I am not really here to talk about the whales in France. Or about endangered animals. Or growing up an animal girl in the 90s. Those are just puzzle pieces of who I am and my experience of God’s calling in my life. This is not the first time that something has landed on my heart so hard that it has become my personal responsibility in my mind. That I have looked at it and said, “the shire is burning, so I will go to Mordor.” Because of that, I know it is something that God is asking me to care about, even if it is not something that makes sense to anyone else or something I know I will probably fail at and won’t understand why I was asked to do it when it was a doomed to failure from the start.
I’m reminded of the story of Mary of Bethany when she anointed Jesus with perfume that cost a year’s wages. A task that did not make sense, probably even to her, and that was considered unacceptable by even Jesus’ disciples because it did not fit within their view of what serving God looked like, but it still weighed so heavily on Mary’s heart that she did it. It mattered whether or not she or anyone else knew why.
I have personally struggled with calling from God lately and questioning if I got it wrong because the task I was asked to do failed. I failed. Now I look at another impossible task that I feel God placing on my heart; a task that I have no resources or idea of how to accomplish it and I question why God would ask this of me, if God is even asking it of me, when I can only see it ending in another failure. But God does not ask for us to understand and does not ask that we do things that others understand. God asks us to trust and follow him. And I think that sometimes God asks us to do one thing because it puts us in a place to do something else that we don’t even realize was the whole point.

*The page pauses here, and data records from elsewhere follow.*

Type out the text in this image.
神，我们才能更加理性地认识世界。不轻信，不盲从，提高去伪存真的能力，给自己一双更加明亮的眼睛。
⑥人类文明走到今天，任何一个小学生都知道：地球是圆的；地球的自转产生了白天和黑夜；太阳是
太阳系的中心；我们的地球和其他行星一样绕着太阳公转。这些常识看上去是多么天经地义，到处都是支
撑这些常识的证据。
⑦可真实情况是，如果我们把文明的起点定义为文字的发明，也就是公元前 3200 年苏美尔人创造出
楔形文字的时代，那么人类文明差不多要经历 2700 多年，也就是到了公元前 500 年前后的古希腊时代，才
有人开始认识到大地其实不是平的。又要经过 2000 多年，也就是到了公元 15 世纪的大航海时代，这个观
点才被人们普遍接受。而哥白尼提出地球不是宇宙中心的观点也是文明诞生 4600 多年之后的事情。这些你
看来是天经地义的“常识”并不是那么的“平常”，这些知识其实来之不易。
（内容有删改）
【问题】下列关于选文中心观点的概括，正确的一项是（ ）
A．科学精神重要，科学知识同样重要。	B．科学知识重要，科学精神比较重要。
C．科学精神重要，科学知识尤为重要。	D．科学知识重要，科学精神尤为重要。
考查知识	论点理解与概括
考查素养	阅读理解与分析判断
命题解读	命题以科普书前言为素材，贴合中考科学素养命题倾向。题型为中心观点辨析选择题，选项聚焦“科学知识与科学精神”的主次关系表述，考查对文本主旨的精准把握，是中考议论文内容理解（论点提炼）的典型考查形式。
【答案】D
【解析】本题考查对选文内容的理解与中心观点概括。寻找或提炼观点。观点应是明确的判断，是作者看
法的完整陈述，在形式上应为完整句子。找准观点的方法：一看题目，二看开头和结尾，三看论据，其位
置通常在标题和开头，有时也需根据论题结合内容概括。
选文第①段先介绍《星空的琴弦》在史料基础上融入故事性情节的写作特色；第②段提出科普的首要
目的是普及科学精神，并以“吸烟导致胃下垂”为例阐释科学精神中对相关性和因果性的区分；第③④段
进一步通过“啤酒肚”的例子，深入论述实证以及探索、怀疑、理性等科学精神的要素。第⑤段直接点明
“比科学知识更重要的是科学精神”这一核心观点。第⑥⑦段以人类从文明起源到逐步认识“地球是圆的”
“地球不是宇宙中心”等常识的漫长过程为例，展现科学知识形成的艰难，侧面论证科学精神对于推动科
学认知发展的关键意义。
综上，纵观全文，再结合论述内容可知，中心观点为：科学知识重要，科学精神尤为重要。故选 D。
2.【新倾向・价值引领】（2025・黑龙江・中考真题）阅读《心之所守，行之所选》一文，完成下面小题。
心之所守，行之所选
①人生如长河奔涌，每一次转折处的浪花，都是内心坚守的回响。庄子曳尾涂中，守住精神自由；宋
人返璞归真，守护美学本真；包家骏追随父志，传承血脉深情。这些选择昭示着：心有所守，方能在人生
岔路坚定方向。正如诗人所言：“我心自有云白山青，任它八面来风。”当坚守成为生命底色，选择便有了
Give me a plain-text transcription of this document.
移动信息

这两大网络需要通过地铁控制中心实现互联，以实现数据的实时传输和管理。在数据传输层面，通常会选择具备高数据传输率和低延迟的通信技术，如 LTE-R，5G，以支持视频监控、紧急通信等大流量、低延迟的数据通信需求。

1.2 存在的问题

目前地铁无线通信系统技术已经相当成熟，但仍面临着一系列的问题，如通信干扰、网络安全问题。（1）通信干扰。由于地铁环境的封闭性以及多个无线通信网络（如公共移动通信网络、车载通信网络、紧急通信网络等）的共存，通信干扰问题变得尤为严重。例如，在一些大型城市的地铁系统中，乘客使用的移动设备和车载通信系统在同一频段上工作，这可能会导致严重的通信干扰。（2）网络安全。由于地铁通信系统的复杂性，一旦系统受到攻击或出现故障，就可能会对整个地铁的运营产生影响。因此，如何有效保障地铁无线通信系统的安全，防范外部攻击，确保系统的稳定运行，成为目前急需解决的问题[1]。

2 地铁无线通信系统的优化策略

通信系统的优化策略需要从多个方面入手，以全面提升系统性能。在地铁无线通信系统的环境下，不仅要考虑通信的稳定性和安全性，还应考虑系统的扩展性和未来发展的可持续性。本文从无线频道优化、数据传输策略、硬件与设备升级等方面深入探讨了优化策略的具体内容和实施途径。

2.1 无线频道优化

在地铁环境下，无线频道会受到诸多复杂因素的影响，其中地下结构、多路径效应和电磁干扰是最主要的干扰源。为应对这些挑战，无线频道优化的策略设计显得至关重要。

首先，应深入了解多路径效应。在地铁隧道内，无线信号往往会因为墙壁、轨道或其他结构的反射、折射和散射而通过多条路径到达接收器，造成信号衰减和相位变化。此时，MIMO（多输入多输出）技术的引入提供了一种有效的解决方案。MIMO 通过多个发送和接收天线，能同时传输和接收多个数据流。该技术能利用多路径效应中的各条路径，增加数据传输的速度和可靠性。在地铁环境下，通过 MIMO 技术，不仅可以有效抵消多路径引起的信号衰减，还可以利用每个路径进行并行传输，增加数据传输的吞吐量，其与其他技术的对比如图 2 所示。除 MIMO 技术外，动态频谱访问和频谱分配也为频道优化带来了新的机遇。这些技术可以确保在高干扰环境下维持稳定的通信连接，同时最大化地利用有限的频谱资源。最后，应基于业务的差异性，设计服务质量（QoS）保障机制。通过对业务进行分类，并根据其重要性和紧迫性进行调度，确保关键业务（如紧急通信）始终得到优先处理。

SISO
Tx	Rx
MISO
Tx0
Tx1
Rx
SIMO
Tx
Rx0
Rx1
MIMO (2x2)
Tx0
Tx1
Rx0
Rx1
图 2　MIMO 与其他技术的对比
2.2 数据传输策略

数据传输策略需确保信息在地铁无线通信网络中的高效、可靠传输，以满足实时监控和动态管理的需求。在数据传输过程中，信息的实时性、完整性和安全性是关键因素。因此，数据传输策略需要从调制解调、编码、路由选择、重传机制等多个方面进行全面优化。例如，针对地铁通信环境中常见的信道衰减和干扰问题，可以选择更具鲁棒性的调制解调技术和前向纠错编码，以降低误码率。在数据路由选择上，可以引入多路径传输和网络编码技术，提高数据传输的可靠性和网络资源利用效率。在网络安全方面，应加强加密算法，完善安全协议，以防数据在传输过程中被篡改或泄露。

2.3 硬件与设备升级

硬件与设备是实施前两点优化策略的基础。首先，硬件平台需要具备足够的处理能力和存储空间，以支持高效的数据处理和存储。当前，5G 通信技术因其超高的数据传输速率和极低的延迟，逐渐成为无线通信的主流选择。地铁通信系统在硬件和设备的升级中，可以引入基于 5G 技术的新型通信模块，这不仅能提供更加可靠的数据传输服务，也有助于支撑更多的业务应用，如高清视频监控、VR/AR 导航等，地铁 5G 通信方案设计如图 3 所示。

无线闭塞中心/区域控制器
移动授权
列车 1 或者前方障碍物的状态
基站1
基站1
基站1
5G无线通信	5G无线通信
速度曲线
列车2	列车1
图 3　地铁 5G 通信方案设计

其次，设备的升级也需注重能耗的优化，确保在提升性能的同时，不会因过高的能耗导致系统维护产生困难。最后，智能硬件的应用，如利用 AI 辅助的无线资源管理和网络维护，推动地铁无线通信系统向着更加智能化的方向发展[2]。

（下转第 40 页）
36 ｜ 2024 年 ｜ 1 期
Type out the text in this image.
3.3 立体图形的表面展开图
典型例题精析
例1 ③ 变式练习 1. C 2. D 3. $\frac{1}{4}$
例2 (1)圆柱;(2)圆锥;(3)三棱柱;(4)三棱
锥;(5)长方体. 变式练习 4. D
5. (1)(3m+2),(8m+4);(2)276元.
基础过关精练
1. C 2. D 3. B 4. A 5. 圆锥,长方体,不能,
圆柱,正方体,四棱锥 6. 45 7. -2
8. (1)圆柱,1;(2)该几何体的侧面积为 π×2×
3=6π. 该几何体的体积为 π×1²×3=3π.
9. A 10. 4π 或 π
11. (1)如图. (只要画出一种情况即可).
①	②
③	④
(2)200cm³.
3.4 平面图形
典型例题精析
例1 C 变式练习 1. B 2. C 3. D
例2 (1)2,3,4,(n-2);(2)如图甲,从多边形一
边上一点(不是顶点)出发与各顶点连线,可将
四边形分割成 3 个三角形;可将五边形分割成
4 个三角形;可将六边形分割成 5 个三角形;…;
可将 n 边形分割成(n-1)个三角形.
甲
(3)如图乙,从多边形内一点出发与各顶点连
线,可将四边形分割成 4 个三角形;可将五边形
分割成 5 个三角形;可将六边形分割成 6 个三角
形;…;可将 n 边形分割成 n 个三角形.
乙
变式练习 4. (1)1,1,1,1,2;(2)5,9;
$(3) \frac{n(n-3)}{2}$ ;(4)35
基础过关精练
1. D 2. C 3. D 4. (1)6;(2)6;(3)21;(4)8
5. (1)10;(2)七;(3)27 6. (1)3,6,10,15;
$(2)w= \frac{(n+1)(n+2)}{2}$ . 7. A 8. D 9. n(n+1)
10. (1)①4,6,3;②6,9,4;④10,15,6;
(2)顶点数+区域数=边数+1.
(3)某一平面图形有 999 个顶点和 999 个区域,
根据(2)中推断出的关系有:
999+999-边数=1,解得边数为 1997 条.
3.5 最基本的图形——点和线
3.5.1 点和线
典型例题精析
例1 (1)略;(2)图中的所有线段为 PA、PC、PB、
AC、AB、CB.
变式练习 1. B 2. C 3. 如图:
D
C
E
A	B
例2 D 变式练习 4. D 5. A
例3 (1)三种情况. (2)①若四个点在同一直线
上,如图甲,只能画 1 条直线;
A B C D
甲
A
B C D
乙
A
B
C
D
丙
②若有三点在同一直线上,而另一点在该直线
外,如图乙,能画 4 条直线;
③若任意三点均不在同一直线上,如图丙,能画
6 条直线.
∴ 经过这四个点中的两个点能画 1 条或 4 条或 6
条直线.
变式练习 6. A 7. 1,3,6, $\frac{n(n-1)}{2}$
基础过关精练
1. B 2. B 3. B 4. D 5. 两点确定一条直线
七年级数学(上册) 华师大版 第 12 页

In answer to the misleading question in my title, I don’t know what we as Christians are supposed to do about endangered animals. What I do know it that when God puts something on our heart or calls us to do something, even something that makes no sense or we don’t know how to do or that others say we should not be worried about that we should still do it. Just like Peter put his fishing net over the other side of the boat when Jesus asked him to even though he knew it would do no good. Just like Mary anointed Jesus even when Jesus’ own disciples questioned what she was doing. So don’t ignore the things that weigh heavy on your heart.